4. Prises de position médiatiques et personnelles
Trump salue le « leadership fort » de Poutine
Tout au long de sa carrière politique, Donald Trump a multiplié les déclarations flatteuses envers Vladimir Poutine, tout en adoptant une attitude méfiante à l’égard des agences de renseignement américaines sur le sujet russe. Dès 2015-2016, en campagne, il salue le « leadership fort » de Poutine par contraste avec celui de Barack Obama, et affirme « si Poutine dit du bien de moi, je dirai du bien de lui ». Élu président, il continue sur ce ton inhabituel pour un dirigeant américain vis-à-vis d’un président russe. En février 2017, interrogé sur Fox News sur les exactions imputées à Poutine (opposants assassinés, etc.), Trump refuse de le condamner. « Poutine est un tueur », lui lance le journaliste Bill O’Reilly. – « Nous avons beaucoup de tueurs, nous aussi. Vous pensez que notre pays est si innocent ? » rétorque Trump (POLITICO). Par cette réponse, il établit une équivalence morale entre les actes du régime russe et ceux des États-Unis, un discours bienvenu pour la propagande du Kremlin. Le même jour, Trump souligne qu’il « respecte » Poutine en tant que leader et que « mieux vaut s’entendre avec la Russie que l’inverse ».

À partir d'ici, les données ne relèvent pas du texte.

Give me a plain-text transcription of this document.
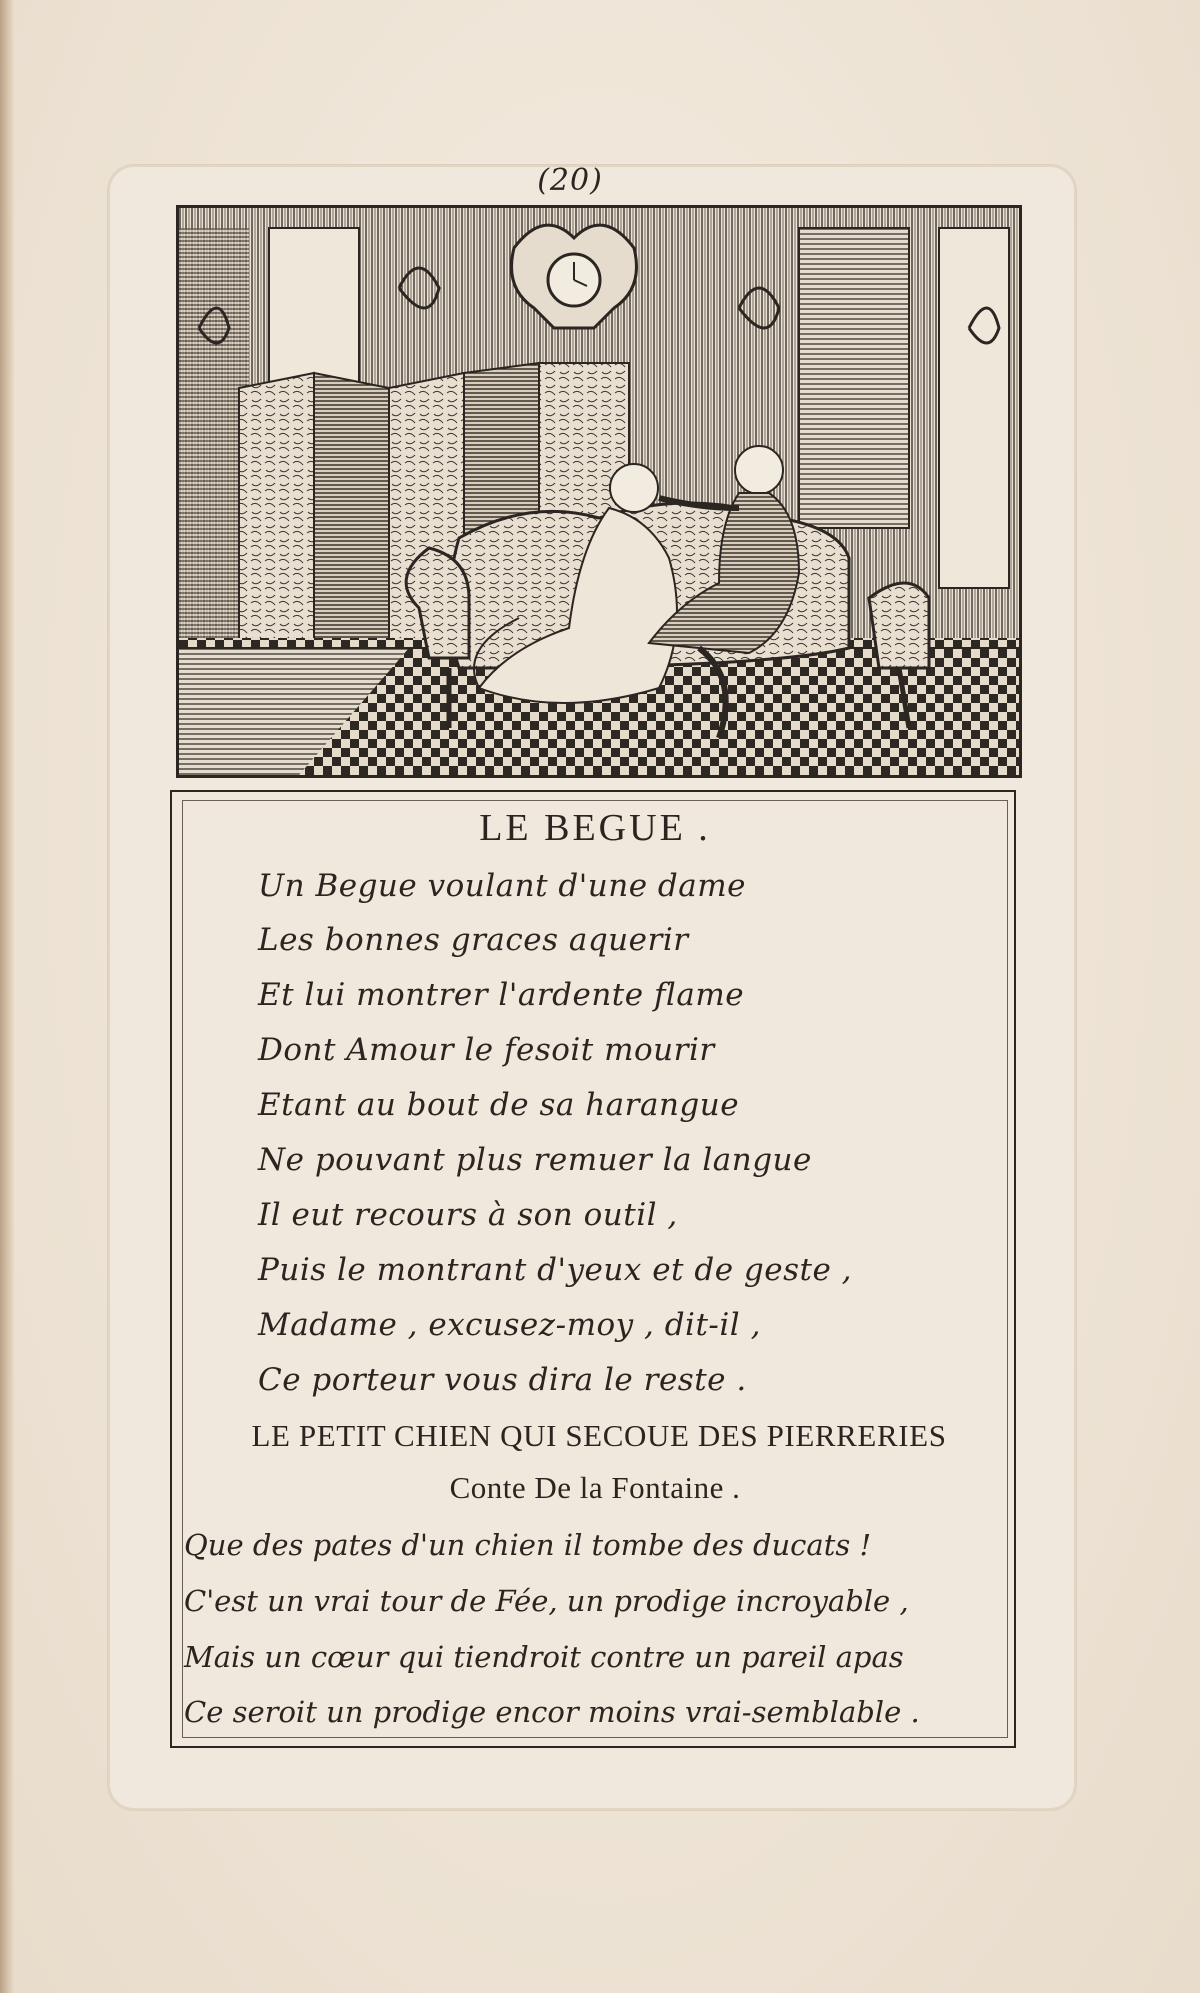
(20)
LE BEGUE .
Un Begue voulant d'une dame
Les bonnes graces aquerir
Et lui montrer l'ardente flame
Dont Amour le fesoit mourir
Etant au bout de sa harangue
Ne pouvant plus remuer la langue
Il eut recours à son outil ,
Puis le montrant d'yeux et de geste ,
Madame , excusez-moy , dit-il ,
Ce porteur vous dira le reste .
LE PETIT CHIEN QUI SECOUE DES PIERRERIES
Conte De la Fontaine .
Que des pates d'un chien il tombe des ducats !
C'est un vrai tour de Fée, un prodige incroyable ,
Mais un cœur qui tiendroit contre un pareil apas
Ce seroit un prodige encor moins vrai-semblable .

Le « respect » d’une « approche autoritaire du pouvoir »…
Trump encense l’homme fort du Kremlin, louant son « approche autoritaire du pouvoir » qu’il juge efficace ( POLITICO), et ne formulant quasiment jamais de critiques à son égard durant tout son mandat. Simultanément, Trump adopte une position de défiance vis-à-vis de ses propres services de renseignement lorsqu’ils pointent la Russie du doigt. Ce fossé éclate au grand jour lors du sommet d’Helsinki en juillet 2018. Debout à côté de Vladimir Poutine en conférence de presse, Trump est invité à commenter l’ingérence russe dans l’élection américaine de 2016, que toutes les agences US ont formellement établie. Il choisit de croire Poutine sur parole plutôt que ses renseignements : « Mes gens [les experts du renseignement] me disent que c’est la Russie… Mais j’ai le président Poutine qui me dit que ce n’est pas la Russie. Je ne vois pas de raison que ça le soit » déclare Trump publiquement). Il ajoute avoir confiance « dans les deux parties » et insiste sur la force du démenti de Poutine : « Le Président Poutine a été extrêmement ferme et puissant dans sa négation aujourd’hui »

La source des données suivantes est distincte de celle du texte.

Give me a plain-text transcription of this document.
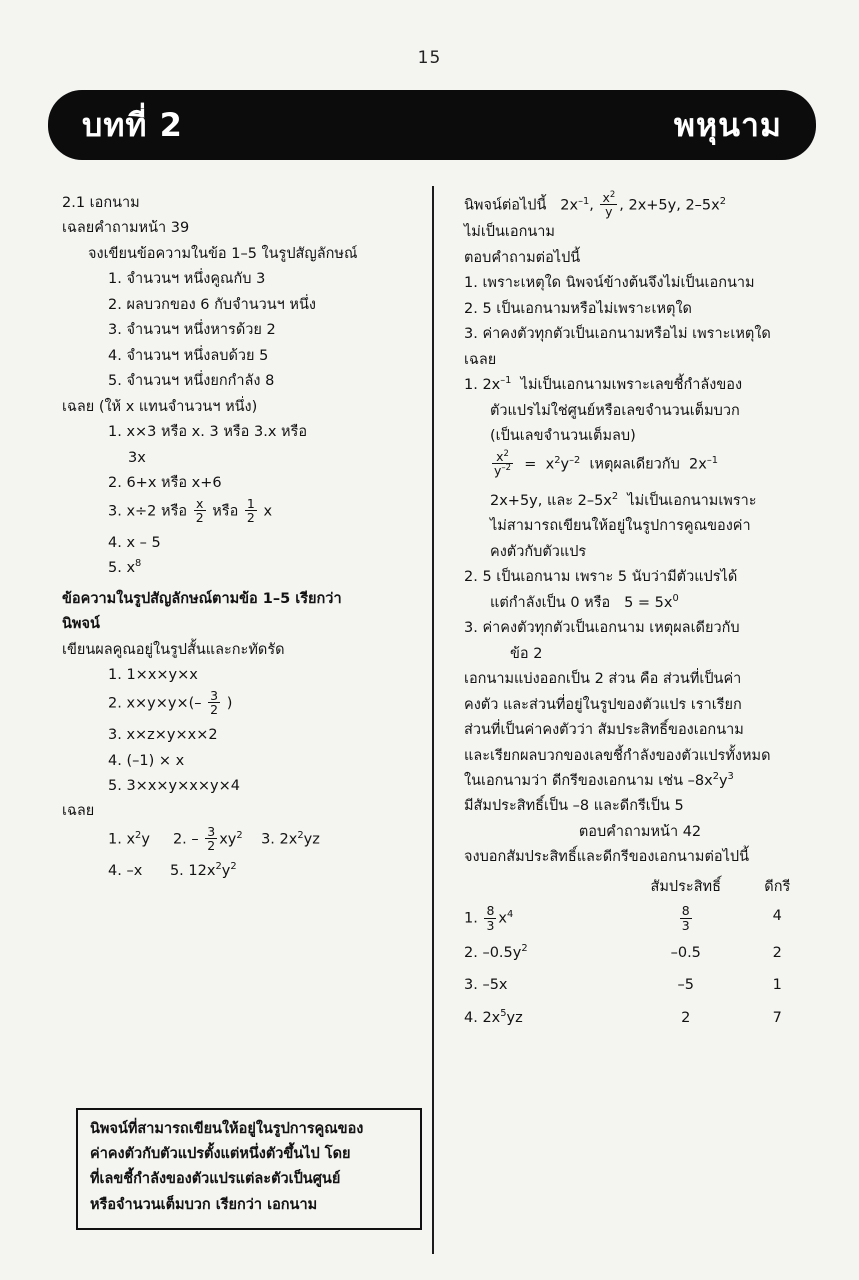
15
บทที่ 2	พหุนาม

2.1 เอกนาม

เฉลยคำถามหน้า 39

จงเขียนข้อความในข้อ 1–5 ในรูปสัญลักษณ์

1. จำนวนฯ หนึ่งคูณกับ 3

2. ผลบวกของ 6 กับจำนวนฯ หนึ่ง

3. จำนวนฯ หนึ่งหารด้วย 2

4. จำนวนฯ หนึ่งลบด้วย 5

5. จำนวนฯ หนึ่งยกกำลัง 8

เฉลย (ให้ x แทนจำนวนฯ หนึ่ง)

1. x×3 หรือ x. 3 หรือ 3.x หรือ

3x

2. 6+x หรือ x+6

3. x÷2 หรือ $\frac{x}{2}$ หรือ $\frac{1}{2}$ x

4. x – 5

5. $x^8$

ข้อความในรูปสัญลักษณ์ตามข้อ 1–5 เรียกว่า

นิพจน์

เขียนผลคูณอยู่ในรูปสั้นและกะทัดรัด

1. 1×x×y×x

2. $x\times y\times y\times(- \frac{3}{2}$ )

3. x×z×y×x×2

4. (–1) × x

5. 3×x×y×x×y×4

เฉลย

1. $x^2y$ 2. – $\frac{3}{2} xy^2$ 3. $2x^2yz$

4. –x 5. $12x^2y^2$

นิพจน์ที่สามารถเขียนให้อยู่ในรูปการคูณของ

ค่าคงตัวกับตัวแปรตั้งแต่หนึ่งตัวขึ้นไป โดย

ที่เลขชี้กำลังของตัวแปรแต่ละตัวเป็นศูนย์

หรือจำนวนเต็มบวก เรียกว่า เอกนาม

นิพจน์ต่อไปนี้ $2x^{-1}$, $\frac{x^2}{y}$ , 2x+5y, $2-5x^2$

ไม่เป็นเอกนาม

ตอบคำถามต่อไปนี้

1. เพราะเหตุใด นิพจน์ข้างต้นจึงไม่เป็นเอกนาม

2. 5 เป็นเอกนามหรือไม่เพราะเหตุใด

3. ค่าคงตัวทุกตัวเป็นเอกนามหรือไม่ เพราะเหตุใด

เฉลย

1. $2x^{-1}$ ไม่เป็นเอกนามเพราะเลขชี้กำลังของ

ตัวแปรไม่ใช่ศูนย์หรือเลขจำนวนเต็มบวก

(เป็นเลขจำนวนเต็มลบ)

$\frac{x^2}{y^{-2}} = x^2y^{-2}$ เหตุผลเดียวกับ $2x^{-1}$

2x+5y, และ $2-5x^2$ ไม่เป็นเอกนามเพราะ

ไม่สามารถเขียนให้อยู่ในรูปการคูณของค่า

คงตัวกับตัวแปร

2. 5 เป็นเอกนาม เพราะ 5 นับว่ามีตัวแปรได้

แต่กำลังเป็น 0 หรือ $5 = 5x^0$

3. ค่าคงตัวทุกตัวเป็นเอกนาม เหตุผลเดียวกับ

ข้อ 2

เอกนามแบ่งออกเป็น 2 ส่วน คือ ส่วนที่เป็นค่า

คงตัว และส่วนที่อยู่ในรูปของตัวแปร เราเรียก

ส่วนที่เป็นค่าคงตัวว่า สัมประสิทธิ์ของเอกนาม

และเรียกผลบวกของเลขชี้กำลังของตัวแปรทั้งหมด

ในเอกนามว่า ดีกรีของเอกนาม เช่น $-8x^2y^3$

มีสัมประสิทธิ์เป็น –8 และดีกรีเป็น 5

ตอบคำถามหน้า 42

จงบอกสัมประสิทธิ์และดีกรีของเอกนามต่อไปนี้

	สัมประสิทธิ์	ดีกรี
1. $\frac{8}{3} x^4$	$\frac{8}{3}$	4
2. $-0.5y^2$	–0.5	2
3. –5x	–5	1
4. $2x^5yz$	2	7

Le désaveu de ses propres services au profit de Moscou
Cette scène, perçue comme un désaveu sans précédent des services américains sur la scène internationale, réjouit Moscou – le Kremlin la qualifiera de « succès » – et sidère Washington, y compris dans le camp républicain. Trump reviendra en partie sur ses propos face au tollé, mais sans jamais condamner explicitement la Russie. De fait, tout au long de son mandat, il a qualifié l’enquête du procureur spécial Robert Mueller (chargé de faire la lumière sur l’ingérence russe et les éventuelles complicités côté Trump) de « chasse aux sorcières » et de « canular », refusant d’admettre la réalité des opérations russes. Il a même entretenu publiquement l’hypothèse complotiste d’une ingérence ukrainienne pour disculper Moscou, contredisant ses propres conseillers. En somme, Trump a constamment minimisé ou nié la responsabilité du Kremlin dans les attaques contre la démocratie américaine, envoyant le message qu’il ne tenait pas Poutine pour responsable – au grand dam des agences de renseignement et au profit du récit russe.
Invasion de la Crimée par Poutine : « ce gars est très futé. C’est du génie »

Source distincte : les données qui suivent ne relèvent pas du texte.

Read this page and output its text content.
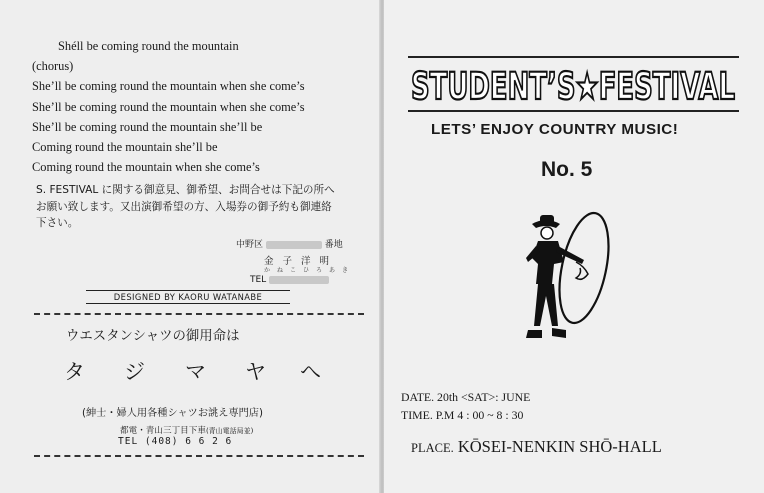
Shéll be coming round the mountain
(chorus)
She’ll be coming round the mountain when she come’s
She’ll be coming round the mountain when she come’s
She’ll be coming round the mountain she’ll be
Coming round the mountain she’ll be
Coming round the mountain when she come’s
S. FESTIVAL に関する御意見、御希望、お問合せは下記の所へ
お願い致します。又出演御希望の方、入場券の御予約も御連絡
下さい。
中野区	番地
金子洋明
かねこひろあき
TEL
DESIGNED BY KAORU WATANABE
ウエスタンシャツの御用命は
タ ジ マ ヤ へ
(紳士・婦人用各種シャツお誂え専門店)
都電・青山三丁目下車(青山電話局並)
TEL (408) 6 6 2 6
STUDENT’S★FESTIVAL
LETS’ ENJOY COUNTRY MUSIC!
No. 5
DATE. 20th <SAT>: JUNE
TIME. P.M 4 : 00 ~ 8 : 30
PLACE. KŌSEI-NENKIN SHŌ-HALL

Après son départ de la Maison-Blanche, Donald Trump a persévéré dans ses éloges envers Vladimir Poutine, voire durci son discours pro-Kremlin. En février 2022, à la veille de l’offensive russe en Ukraine, il salue la stratégie de Poutine avec un enthousiasme déconcertant. Sur une radio conservatrice, l’ex-président qualifie de « géniale » et « très avisée (savvy) » la reconnaissance par Moscou de deux régions sécessionnistes ukrainiennes, y voyant une manœuvre astucieuse de Poutine pour envahir l’Ukraine sous couvert de maintien de la paix. « Ce gars est très futé. C’est du génie », insiste Trump en louant la ruse du Kremlin, alors même que la quasi-totalité des dirigeants occidentaux dénoncent une violation flagrante du droit international. Ces propos ont été émis alors que des sanctions massives contre la Russie étaient annoncées par Washington et l’UE – Trump, lui, a jugé que l’attaque de Poutine découlait de la « faiblesse » de Joe Biden et a vanté la « détermination » du maître du Kremlin.
« Poutine est intelligent » et les dirigeants américains « stupides »
Cette attitude post-présidentielle s’inscrit dans la continuité d’une rhétorique personnelle très indulgente à l’égard de Poutine, que Trump oppose à son style abrasif envers les alliés de l’OTAN (POLITICO). Même confronté aux images de guerre en Ukraine, Trump n’a pas retiré ses compliments : il a affirmé que « Poutine est intelligent » tout en traitant les dirigeants américains de « stupides » – des déclarations reprises en boucle par les médias d’État russes. Enfin, fidèle à son refus initial de blâmer Moscou pour 2016, Trump continue de mettre en doute l’ingérence russe passée. Comme le rappelle la presse, il avait déclaré aux côtés de Poutine en 2018 qu’il « croyait » aux assurances du président russe niant toute implication dans l’élection. Cette constante remise en cause des informations de ses propres services au profit de la version du Kremlin constitue l’un des aspects les plus marquants de ses prises de position.
Son modèle: Poutine
Tout ceci fait de Trump le portrait d’un dirigeant américain singulièrement favorable à Moscou, rompant avec le consensus bipartisan de fermeté envers le Kremlin. Avant, pendant et après sa présidence, Donald Trump, petit soldat de Moscou, a souvent adopté des positions alignées avec son modèle : Vladimir Poutine.